Japan has undoubtedly produced one of the most distinctive cultures on Earth. To a European like me, it has always been more than just distinctive. With cuisine, attire, architecture and art that seem to surpass the limits of anyone’s imagination, Japan has always felt to me other-worldly, almost alien. But even by today’s globalised standards, it continues to be a place where a westerner will often feel out of place. Because they in fact, are out of place. It is a society with its own norms and “quirks”, which go beyond simply how people sit on the toilet or what utensils they may choose to use with their meal.
There is a fundamental aspect of Japanese society which makes it particularly interesting, but is difficult for westerners to comprehend: the concept of collective responsibility, which is still evident in some ways and goes a lot deeper than it may look like on the “westernised” surface. There is an unspoken understanding that everyone within a society is accountable to that society for all of their actions, to such an extent that they are actually not seen entirely as individuals, but as the direct reflection of that society, an actual extension of it. And while in logical and even moral terms this does not seem like an earth-shattering observation or unreasonable principle at all, its significance, and departure from western cultural norms only becomes apparent when one sees how it plays out in practice. For all purposes, the group is much more important than the individual. For example, if a person does something wrong then this does not just reflect badly on them, but on the whole society as well. They have disgraced society first and foremost, and on a secondary level themselves. This immediately explains many of the “social pressures”, that we, in the west, feel that the Japanese are subjected to as individuals as a direct consequence, or compromise, of being part of a society.
But of course this is our own, culturally biased stereotype. Where we, in the west, may see what looks like an oppressive society, the Japanese see a cohesive, self-preserving and efficient system that as a consequence e.g. has an unbelievably low crime rate. Whereas we may see these social pressures as “the system” suppressing the freedom of the individual, the Japanese may from their angle see us, in the west, as societies of anarchists and rebels, not to mention selfish people who act without thinking of the consequences of their actions on the wider group that they are part of. There are pros and cons to each end of the spectrum, which are too many to analyse and which I’m sure many others have done before me. I think attempting to produce some kind of a verdict would probably be a futile and pointless exercise: both of these versions of society have been both incredibly successful and incredibly problematic when judged over a host of different criteria.
But the boundaries between the two societies become very blurry, almost reversed, when we look at how they have stereotypically perceived death and suicide.

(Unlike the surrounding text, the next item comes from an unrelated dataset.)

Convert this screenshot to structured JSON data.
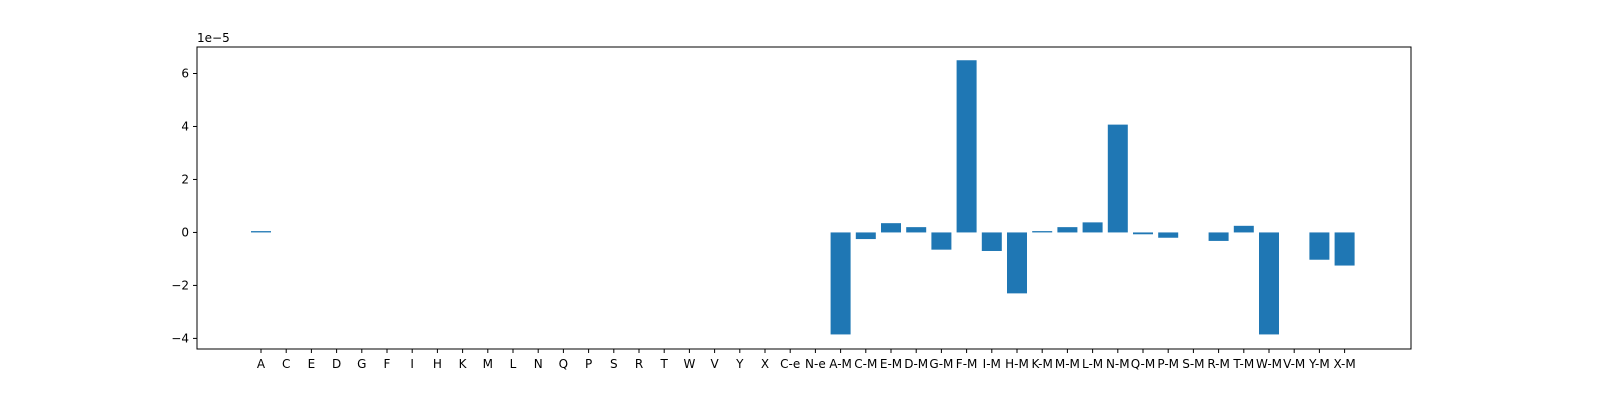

In the west, the culture where the determination of the individual is revered and put on a pedestal, suicide is the one thing that is looked down upon by both the church as well as society. It is seen as “selfish”. We told you to be free. But you’ve gone a step too far. You are not allowed to have that level of control. We just wanted you to think that you were free, but not to actually exercise your full right to own your body. The system needs your business, the Church needs your donations, and capitalism cannot afford to lose another customer. A dead consumer is useless to us.
There is of course a hidden jealousy for “the one that got away”. You thought you could check out of Capitalism? Well! Of course I will hate you. I’m jealous of you. Don’t expect me to congratulate you for your escape.
In Japan meanwhile, there are conditions under which suicide is not only understood and accepted, but demanded. In old Japanese society if someone had disgraced a group they would sometimes commit Harakiri, a public suicide with an audience, which serves as a redemption. It was the “honourable” thing to do, as “I’m really, really, really sorry” just didn’t cut it. Whether this in fact is the equivalent of a heroic act, a public execution or a “witch bonfire” is an interesting debate. In Harakiri the “pressure” from the group is such that the executee is also the executer. But at least on the surface, it all has to look like the victim took their own life. They are the “dirty” ones after all. For once in their life, the individual is actually revered, applauded for having “taken initiative”.
And as if this couldn’t possibly get even more bizarre, even more confusing, over in the west when it comes to sacrificing yourself for the group we have an almost Japanese mentality. The hero or martyr is nothing less than a saint, whether they died in battle or stepped in front of a car to save a blind person. The western twist here is that the individual made the decision to die, not the group.
But did they really? I do exclude all the true altruists from this, but it looks to me that from Japanese Kamikaze to Iranian Suicide Bombers, what all of these cultures and traditions have in common is a deep, deep disrespect not only for the individual, but for life itself, dressed up and covered up in heroic rhetoric and decorated in war monuments. Humanity’s fear of death and The System’s desperate search for suicide volunteers and martyrs, from Jesus to the Gaza Strip, is all out there in the open for everyone to see.
We are all being asked to become Heroes For Nothing. The System is asking you to keep consuming, keep polluting, keep having children, keep emitting, so that it can save itself and the hungry CO2 Machine until it eventually goes down. It is asking you to take your own life, and in the end it will blame you and only you for climate change and the collapse that is already under way. This is not a mass Harakiri. It is a mass assassination, and a lose-lose war on life.
We are barely human. We are gears in a System that asks us to sacrifice ourselves, just so that the System can continue.